Through conducting experiments with machine learning approaches for various problem transformation methods, we observed that considering label correlations significantly enhances classification performance compared to situations where label correlations are not taken into account. Specifically, the CC and LP methods, which consider inter-label correlations, outperform the BR method in terms of Macro-F1 and absolute accuracy evaluation metrics. Macro-F1 scores exhibit improvements ranging from 1.5% to 5.6%, whereas absolute accuracy demonstrates enhancements ranging from 17.2% to 19.6%. These findings underscore the importance of considering label correlations, especially in the context of learning low-frequency labels. Additionally, in comparison to the SVM algorithm, ML-kNN exhibits suboptimal performance in handling high-dimensional datasets, and its classification performance regarding labels falls short of that of the SVM algorithm.

Based on the observed experimental results, the CNLE method exhibits a significant improvement in classification effectiveness compared to traditional machine learning approaches, with a 3.0% increase in Micro-F1 and a 3.2% enhancement in absolute accuracy. The CNLE method leverages a shared attention network to handle both text and label sequences, thereby extracting highly differentiated textual representations, contributing to more effective and accurate classification outcomes.
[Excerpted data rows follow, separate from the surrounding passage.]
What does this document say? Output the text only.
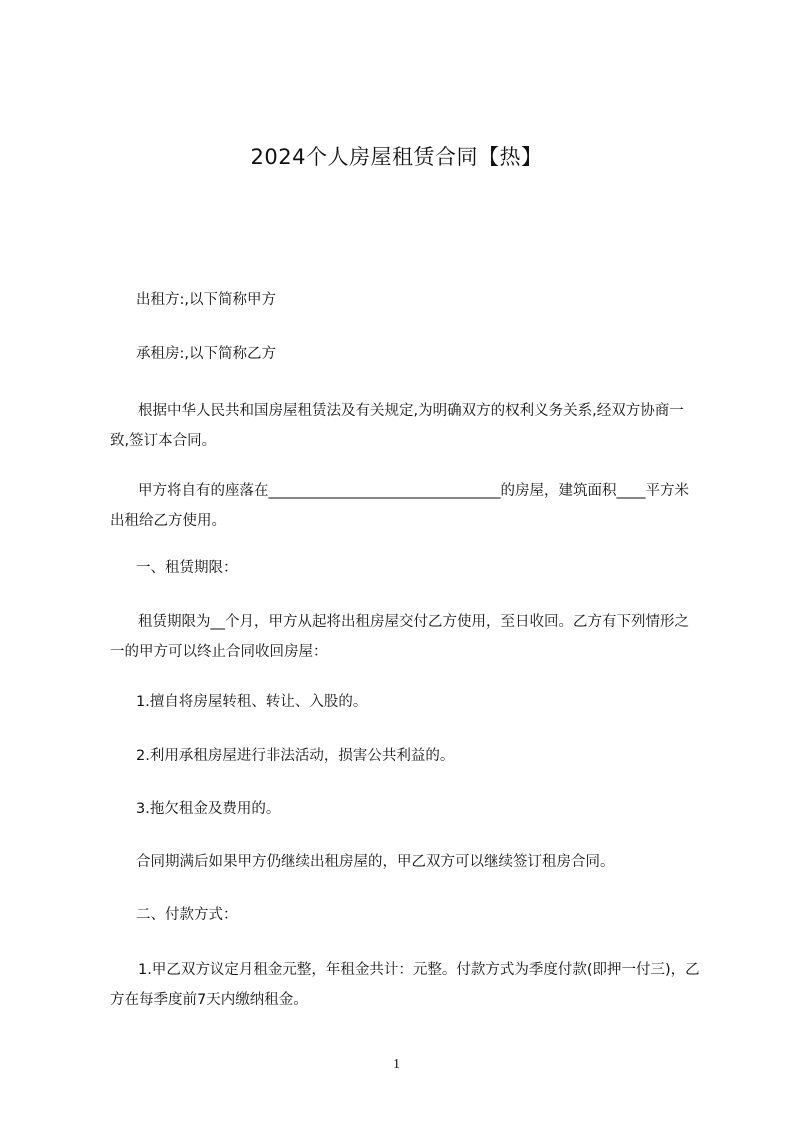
2024个人房屋租赁合同【热】

出租方:,以下简称甲方

承租房:,以下简称乙方

根据中华人民共和国房屋租赁法及有关规定,为明确双方的权利义务关系,经双方协商一致,签订本合同。

甲方将自有的座落在________________________________的房屋，建筑面积____平方米出租给乙方使用。

一、租赁期限：

租赁期限为__个月，甲方从起将出租房屋交付乙方使用，至日收回。乙方有下列情形之一的甲方可以终止合同收回房屋：

1.擅自将房屋转租、转让、入股的。

2.利用承租房屋进行非法活动，损害公共利益的。

3.拖欠租金及费用的。

合同期满后如果甲方仍继续出租房屋的，甲乙双方可以继续签订租房合同。

二、付款方式：

1.甲乙双方议定月租金元整，年租金共计：元整。付款方式为季度付款(即押一付三)，乙方在每季度前7天内缴纳租金。

1
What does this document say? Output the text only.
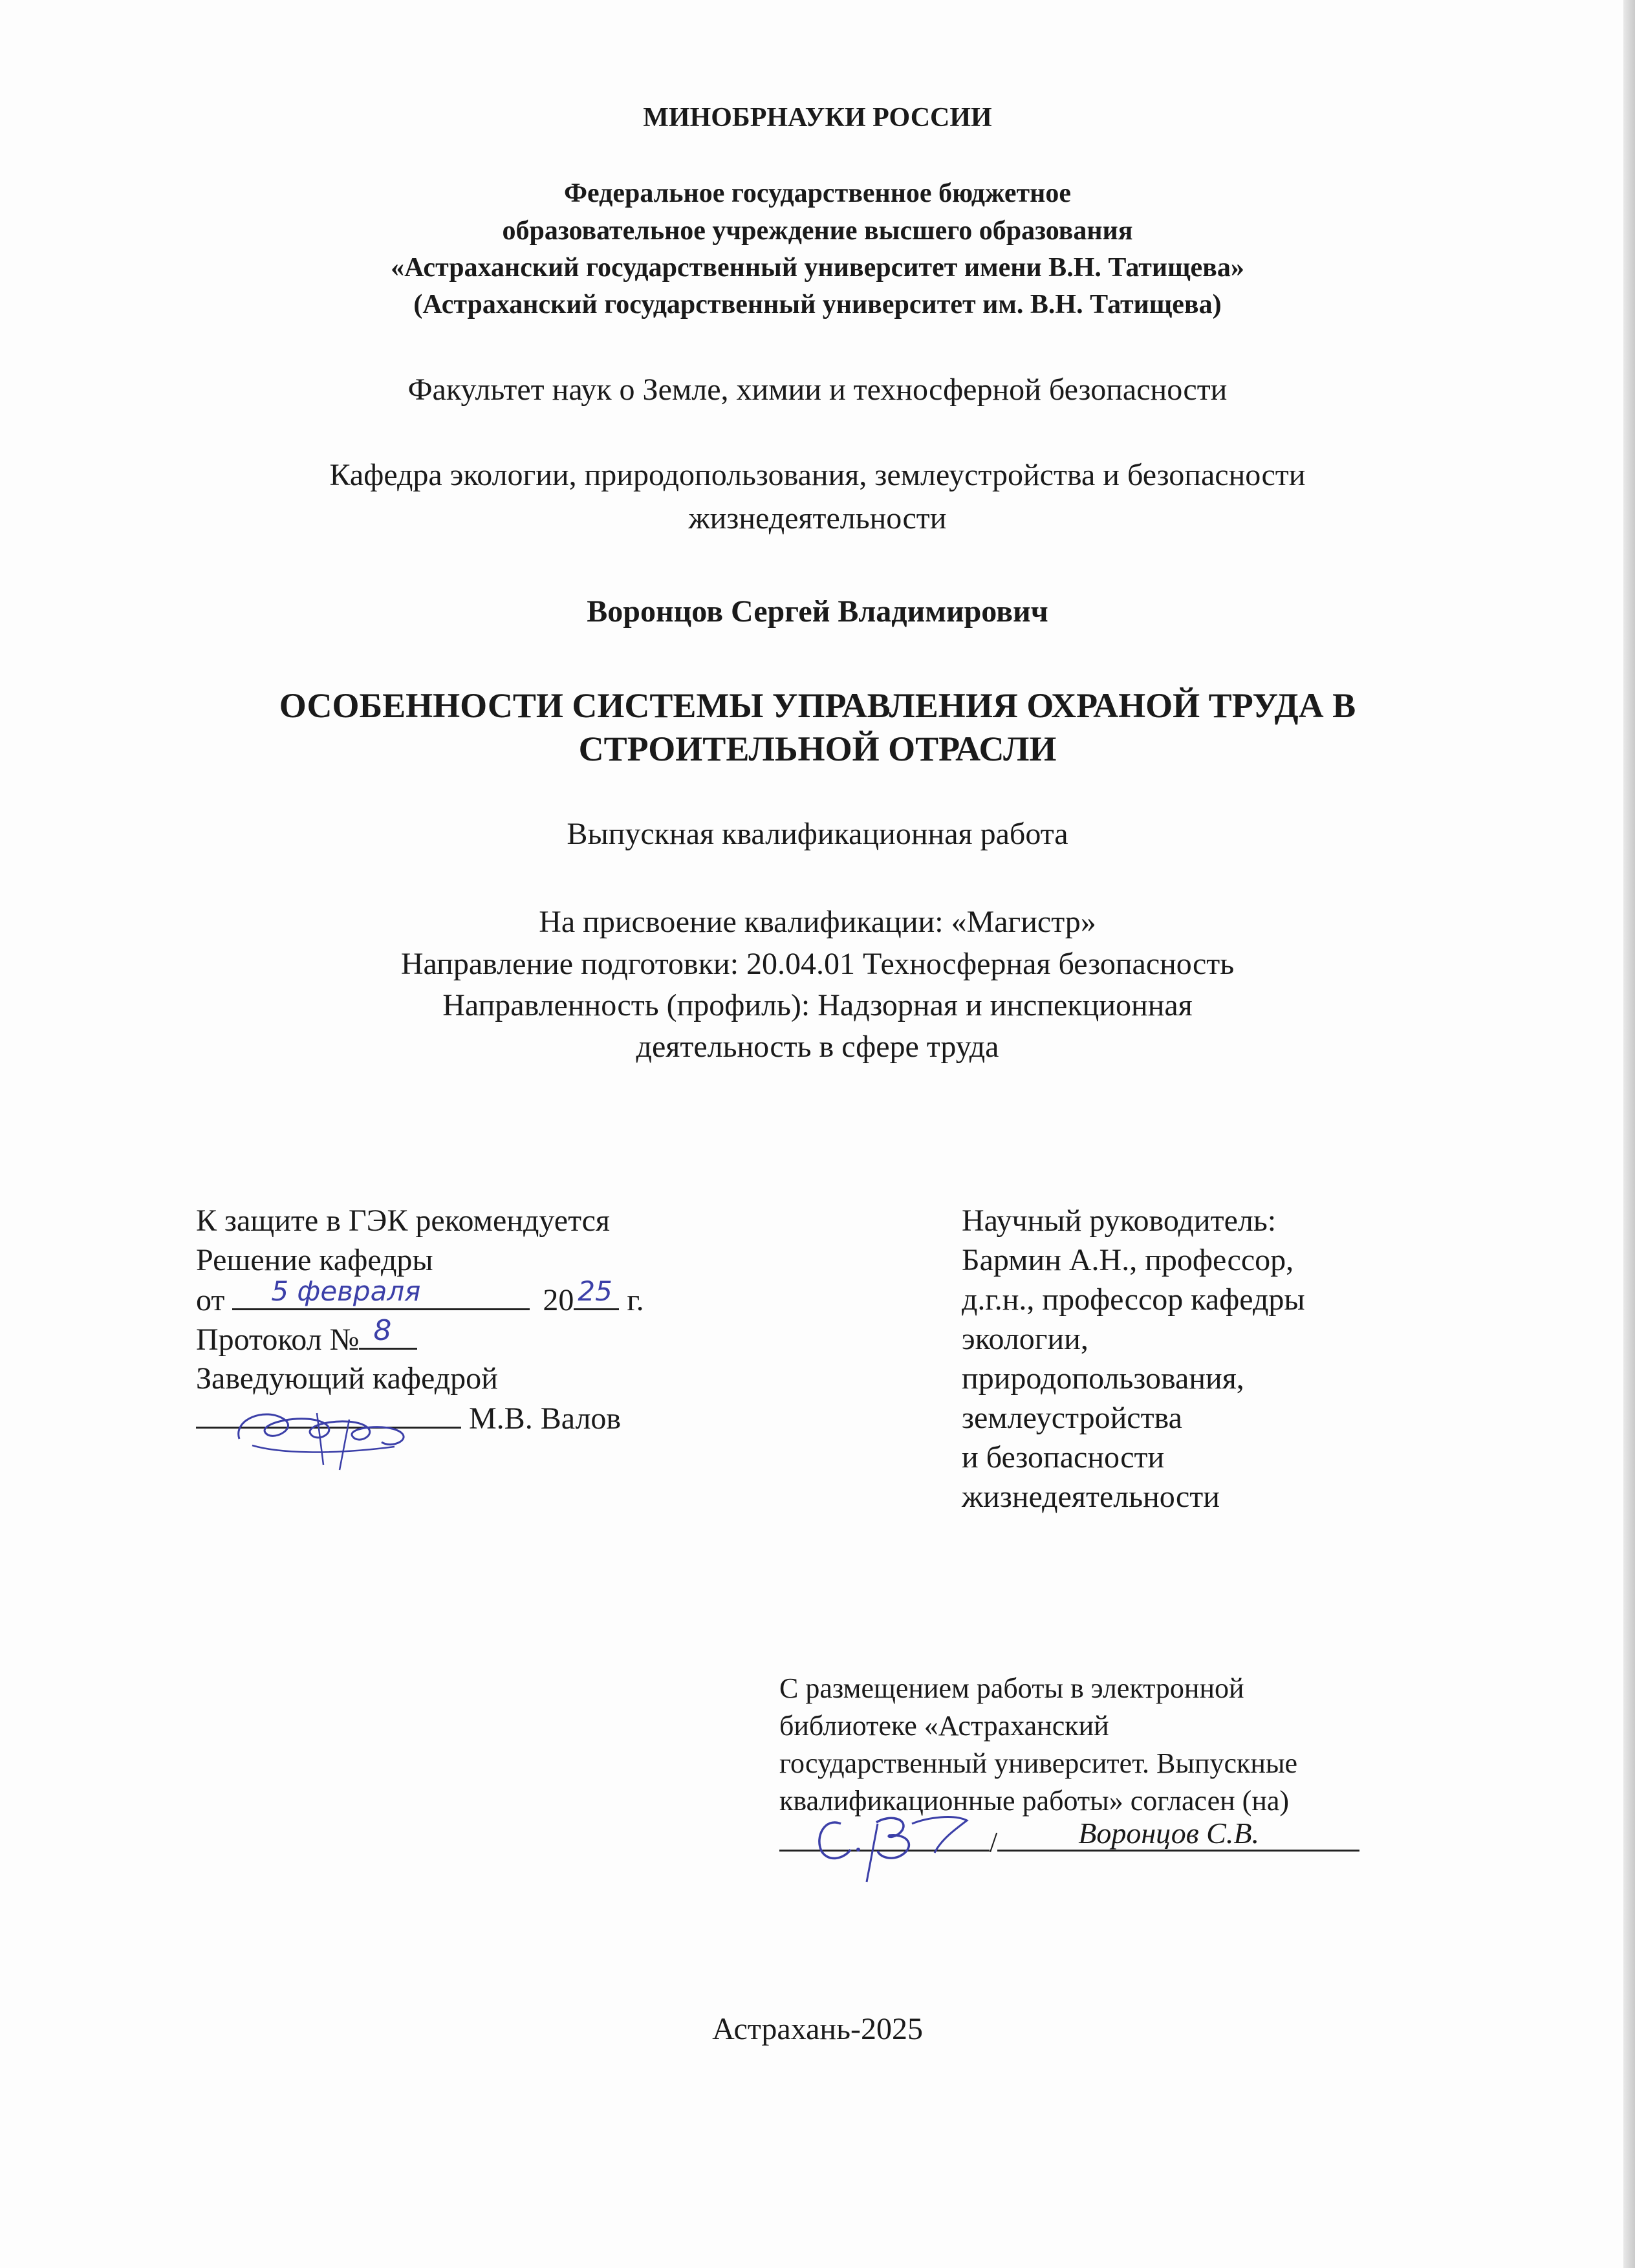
МИНОБРНАУКИ РОССИИ
Федеральное государственное бюджетное
образовательное учреждение высшего образования
«Астраханский государственный университет имени В.Н. Татищева»
(Астраханский государственный университет им. В.Н. Татищева)
Факультет наук о Земле, химии и техносферной безопасности
Кафедра экологии, природопользования, землеустройства и безопасности
жизнедеятельности
Воронцов Сергей Владимирович
ОСОБЕННОСТИ СИСТЕМЫ УПРАВЛЕНИЯ ОХРАНОЙ ТРУДА В
СТРОИТЕЛЬНОЙ ОТРАСЛИ
Выпускная квалификационная работа
На присвоение квалификации: «Магистр»
Направление подготовки: 20.04.01 Техносферная безопасность
Направленность (профиль): Надзорная и инспекционная
деятельность в сфере труда
К защите в ГЭК рекомендуется
Решение кафедры
от 5 февраля	20 25 г.
Протокол № 8
Заведующий кафедрой
М.В. Валов
Научный руководитель:
Бармин А.Н., профессор,
д.г.н., профессор кафедры
экологии,
природопользования,
землеустройства
и безопасности
жизнедеятельности
С размещением работы в электронной
библиотеке «Астраханский
государственный университет. Выпускные
квалификационные работы» согласен (на)
/	Воронцов С.В.
Астрахань-2025
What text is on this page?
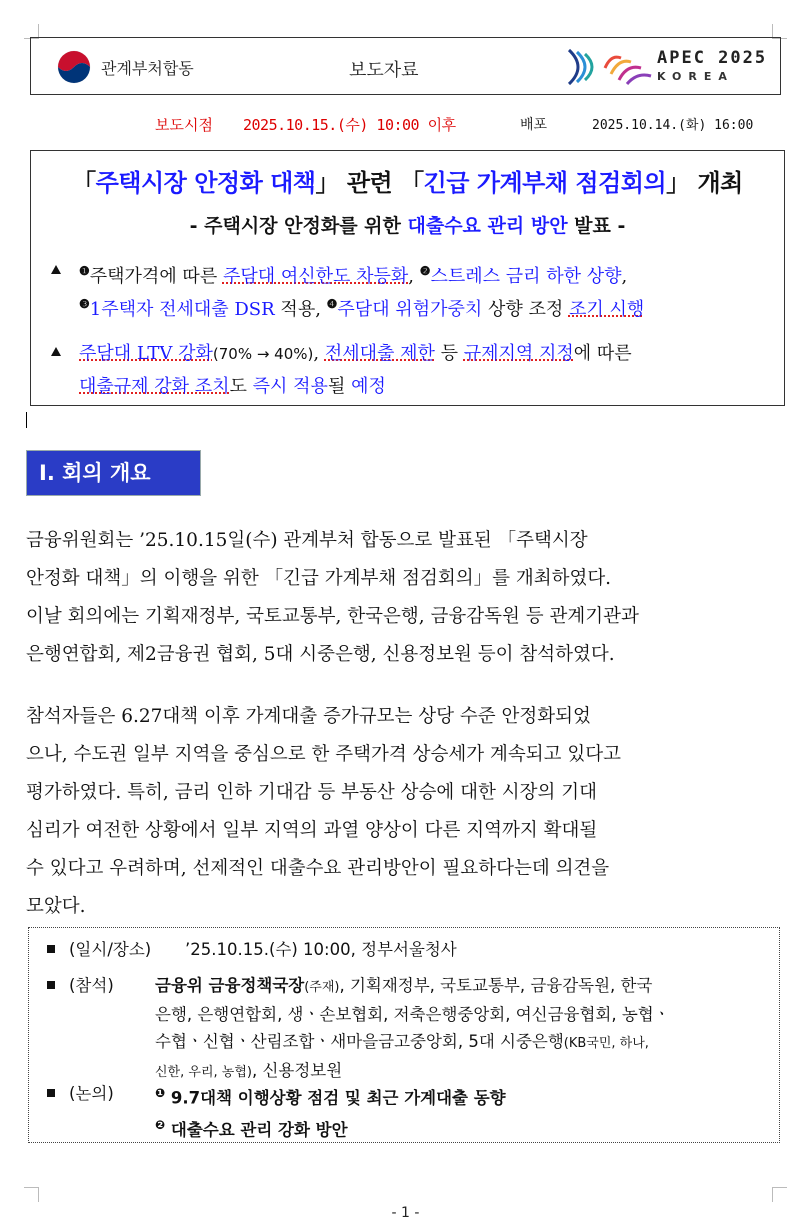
관계부처합동	보도자료
APEC 2025
KOREA
보도시점 2025.10.15.(수) 10:00 이후	배포	2025.10.14.(화) 16:00
「주택시장 안정화 대책」 관련 「긴급 가계부채 점검회의」 개최
- 주택시장 안정화를 위한 대출수요 관리 방안 발표 -
$^❶$주택가격에 따른 주담대 여신한도 차등화, $^❷$스트레스 금리 하한 상향,
$^❸$1주택자 전세대출 DSR 적용, $^❹$주담대 위험가중치 상향 조정 조기 시행
주담대 LTV 강화(70% → 40%), 전세대출 제한 등 규제지역 지정에 따른
대출규제 강화 조치도 즉시 적용될 예정
Ⅰ. 회의 개요
금융위원회는 ’25.10.15일(수) 관계부처 합동으로 발표된 「주택시장
안정화 대책」의 이행을 위한 「긴급 가계부채 점검회의」를 개최하였다.
이날 회의에는 기획재정부, 국토교통부, 한국은행, 금융감독원 등 관계기관과
은행연합회, 제2금융권 협회, 5대 시중은행, 신용정보원 등이 참석하였다.
참석자들은 6.27대책 이후 가계대출 증가규모는 상당 수준 안정화되었
으나, 수도권 일부 지역을 중심으로 한 주택가격 상승세가 계속되고 있다고
평가하였다. 특히, 금리 인하 기대감 등 부동산 상승에 대한 시장의 기대
심리가 여전한 상황에서 일부 지역의 과열 양상이 다른 지역까지 확대될
수 있다고 우려하며, 선제적인 대출수요 관리방안이 필요하다는데 의견을
모았다.
(일시/장소) ’25.10.15.(수) 10:00, 정부서울청사
(참석) 금융위 금융정책국장(주재), 기획재정부, 국토교통부, 금융감독원, 한국
은행, 은행연합회, 생ㆍ손보협회, 저축은행중앙회, 여신금융협회, 농협ㆍ
수협ㆍ신협ㆍ산림조합ㆍ새마을금고중앙회, 5대 시중은행(KB국민, 하나,
신한, 우리, 농협), 신용정보원
(논의)	$^❶$ 9.7대책 이행상황 점검 및 최근 가계대출 동향
$^❷$ 대출수요 관리 강화 방안
- 1 -
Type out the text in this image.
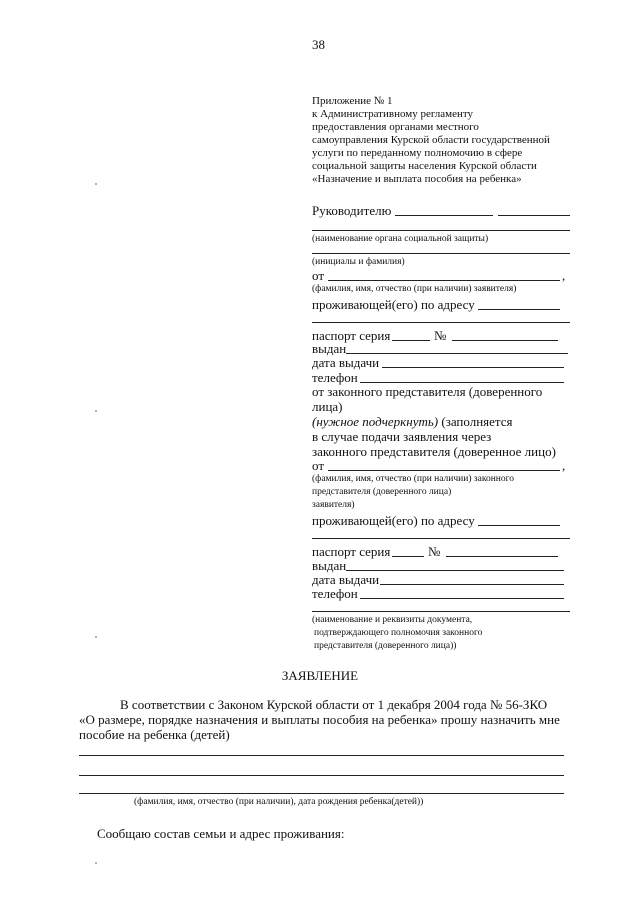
38
Приложение № 1
к Административному регламенту
предоставления органами местного
самоуправления Курской области государственной
услуги по переданному полномочию в сфере
социальной защиты населения Курской области
«Назначение и выплата пособия на ребенка»
Руководителю
(наименование органа социальной защиты)
(инициалы и фамилия)
от	,
(фамилия, имя, отчество (при наличии) заявителя)
проживающей(его) по адресу
паспорт серия	№
выдан
дата выдачи
телефон
от законного представителя (доверенного
лица)
(нужное подчеркнуть) (заполняется
в случае подачи заявления через
законного представителя (доверенное лицо)
от	,
(фамилия, имя, отчество (при наличии) законного
представителя (доверенного лица)
заявителя)
проживающей(его) по адресу
паспорт серия	№
выдан
дата выдачи
телефон
(наименование и реквизиты документа,
подтверждающего полномочия законного
представителя (доверенного лица))
ЗАЯВЛЕНИЕ
В соответствии с Законом Курской области от 1 декабря 2004 года № 56-ЗКО
«О размере, порядке назначения и выплаты пособия на ребенка» прошу назначить мне
пособие на ребенка (детей)
(фамилия, имя, отчество (при наличии), дата рождения ребенка(детей))
Сообщаю состав семьи и адрес проживания:
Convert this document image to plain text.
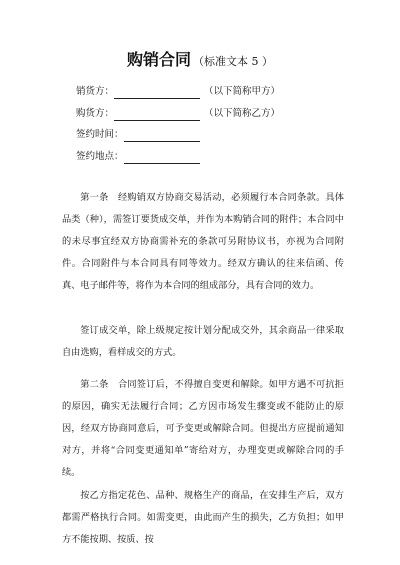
购销合同 （标准文本 5 ）
销货方：	（以下简称甲方）
购货方：	（以下简称乙方）
签约时间：
签约地点：
第一条　经购销双方协商交易活动，必须履行本合同条款。具体品类（种），需签订要货成交单，并作为本购销合同的附件；本合同中的未尽事宜经双方协商需补充的条款可另附协议书，亦视为合同附件。合同附件与本合同具有同等效力。经双方确认的往来信函、传真、电子邮件等，将作为本合同的组成部分，具有合同的效力。
签订成交单，除上级规定按计划分配成交外，其余商品一律采取自由选购，看样成交的方式。
第二条　合同签订后，不得擅自变更和解除。如甲方遇不可抗拒的原因，确实无法履行合同；乙方因市场发生骤变或不能防止的原因，经双方协商同意后，可予变更或解除合同。但提出方应提前通知对方，并将“合同变更通知单”寄给对方，办理变更或解除合同的手续。
按乙方指定花色、品种、规格生产的商品，在安排生产后，双方都需严格执行合同。如需变更，由此而产生的损失，乙方负担；如甲方不能按期、按质、按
The LACO method employs a document-label cross-attention mechanism to generate more discriminative document representations, achieving a notable improvement in absolute accuracy compared to a baseline model based on BERT, with a 5.6% increase. Furthermore, the multitask framework demonstrates robust capabilities in predicting low-frequency labels and learning label correlations. Specifically, the LACO method enhances Macro-F1 scores by 2.5% compared to the baseline model. Additionally, by considering higher-order correlations in the CLCP task, the LACO method aids in capturing more complex relationships among labels, achieving superior performance in terms of the Macro-F1 metric, with a 0.7% improvement compared to the PLCP task.

Based on the classification results, the introduction of the CB-NTR loss function significantly enhances performance, with an 8% increase in Macro-F1 and a 4.8% improvement in absolute accuracy. CB-NTR reduces redundancy associated with the dominant class, demonstrating advantages in handling class imbalance and enhancing the classification performance of long-tail labels. The experimental results of CB-NTR and DB suggest that balancing the loss function is an effective strategy for addressing class imbalance and label co-occurrence challenges in multi-label text classification for defects. LightXML outperforms all the mentioned methods across three evaluation metrics. Compared to the BERT baseline model, LightXML shows a 1.1% improvement in Micro-F1, a 9.1% improvement in Macro-F1, and an 8% increase in absolute accuracy. LightXML enhances the model’s generalization ability through high-dimensional text representations. Further analysis reveals that the LightXML method achieves micro-precision and micro-recall rates of 92.4% and 93.1%, respectively. This indicates that the recall component can capture as many relevant labels as possible and the ranking stage accurately predicts the most relevant labels. For device defect multi-label classification tasks with numerous labels, the collaboration between label recall and label ranking components significantly enhances classification accuracy.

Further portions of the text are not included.